L’huile de palme menace également l’Afrique

· 7 décembre 2018
Certaines études estiment qu’il faudra quadrupler la surface de culture de ces arbres d'ici 2050 pour satisfaire la population mondiale, ce qui pourrait constituer un réel problème pour la survie de centaines d'espèces de primates.

L’huile de palme est l’ingrédient à la mode. Il s’agit également d’un parfait exemple de la façon dont les aliments ultra-transformés cachent des ingrédients nocifs pour l’environnement. Et notre santé. L’huile de palme est célèbre pour avoir provoqué la déforestation dans des jungles comme celles d’Indonésie. Elle est désormais présente en Afrique.

Les dangers de l’huile de palme

Nous parlons de l’huile végétale la plus utilisée à travers le monde. Nous ne l’utilisons en effet pas uniquement pour  l’alimentation. Elle est également utilisée dans les produits cosmétiques ou de nettoyage. L’huile de palme provient du palmier africain. 85% des plantations se trouvent néanmoins en Asie du Sud-Est.

La monoculture de palmiers affecte de nombreux animaux, des nouvelles espèces d’orangs-outans aux tigres et aux éléphants. L’alerte sociale est donc extrêmement forte. Ce d’autant que l’huile de palme pourrait être très nocive pour la santé humaine.

L’huile de palme ne menace par ailleurs pas seulement la faune asiatique. Cette plante d’origine africaine revient en effet depuis quelques années sur son continent d’origine sous la forme de nouvelles monocultures afin de répondre à la demande internationale.

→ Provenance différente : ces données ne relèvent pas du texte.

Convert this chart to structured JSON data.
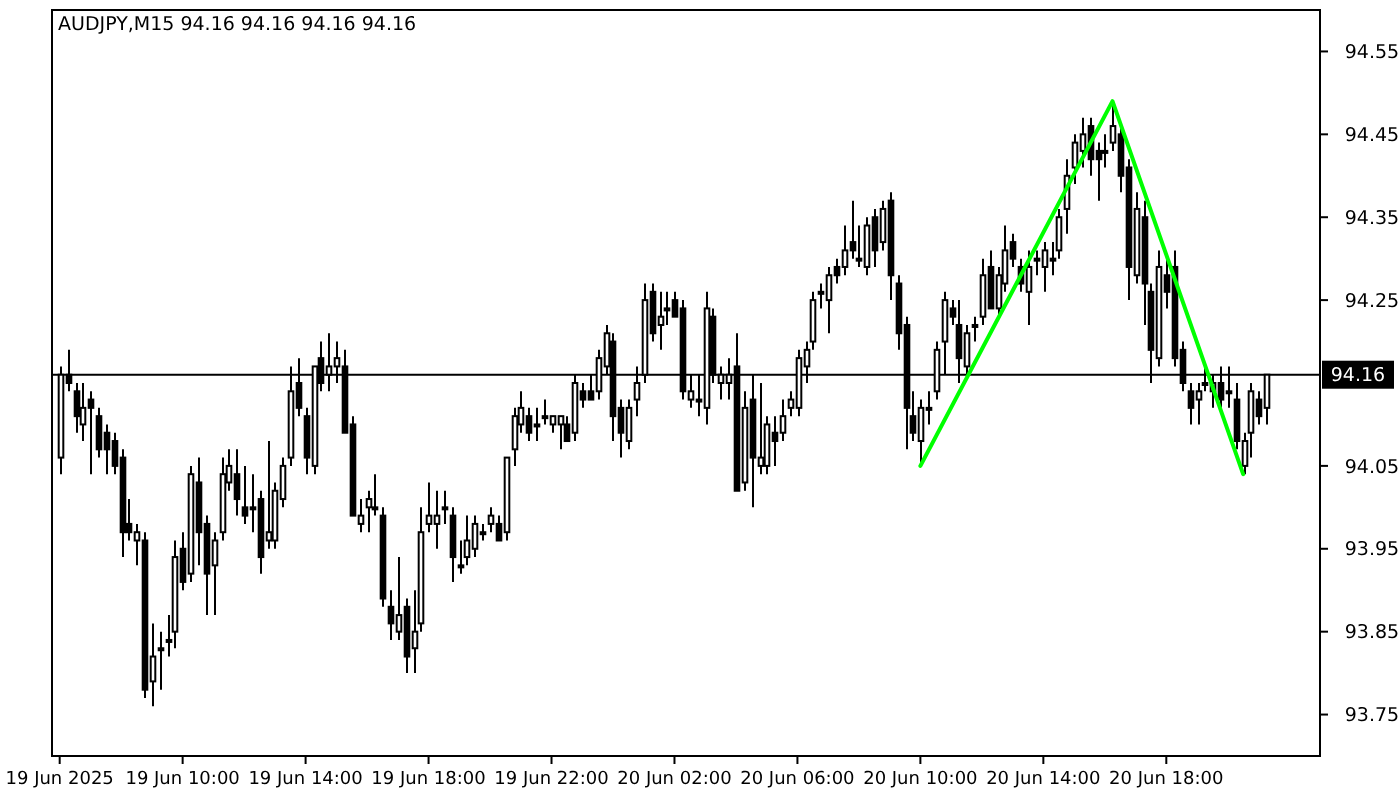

La culture de cette huile suppose l’incinération de centaines de kilomètres de forêt. Dans le but de pouvoir démarrer la monoculture de palmiers. Ces forêts linéaires et cultivables ne possèdent qu’une seule espèce de plante. Elles n’ont donc aucune valeur écologique. Et que peu de vie.

L'huile de palme

L’Afrique, prochain objectif de l’huile de palme

La société semble de plus en plus consciente des dangers inhérents à l’utilisation de ces huiles. Les étude récentes montrent néanmoins qu’il sera nécessaire de quadrupler la superficie de culture de ce produit d’ici 2050.

Cette expansion se produirait principalement sur le continent africain. Une étude de l’Université de Clark montre par ailleurs que la conservation des primates d’Afrique est incompatible avec la culture de l’huile de palme.

Nous avons déjà pu constater ces derniers mois de quelle manière les intérêts commerciaux affectaient ces animaux. Des informations telles que celle relative au plus ancien parc national d’Afrique s’ouvrant au pétrole génèrent des craintes quant aux perspectives d’avenir d’espèces telles que le gorille des montagnes.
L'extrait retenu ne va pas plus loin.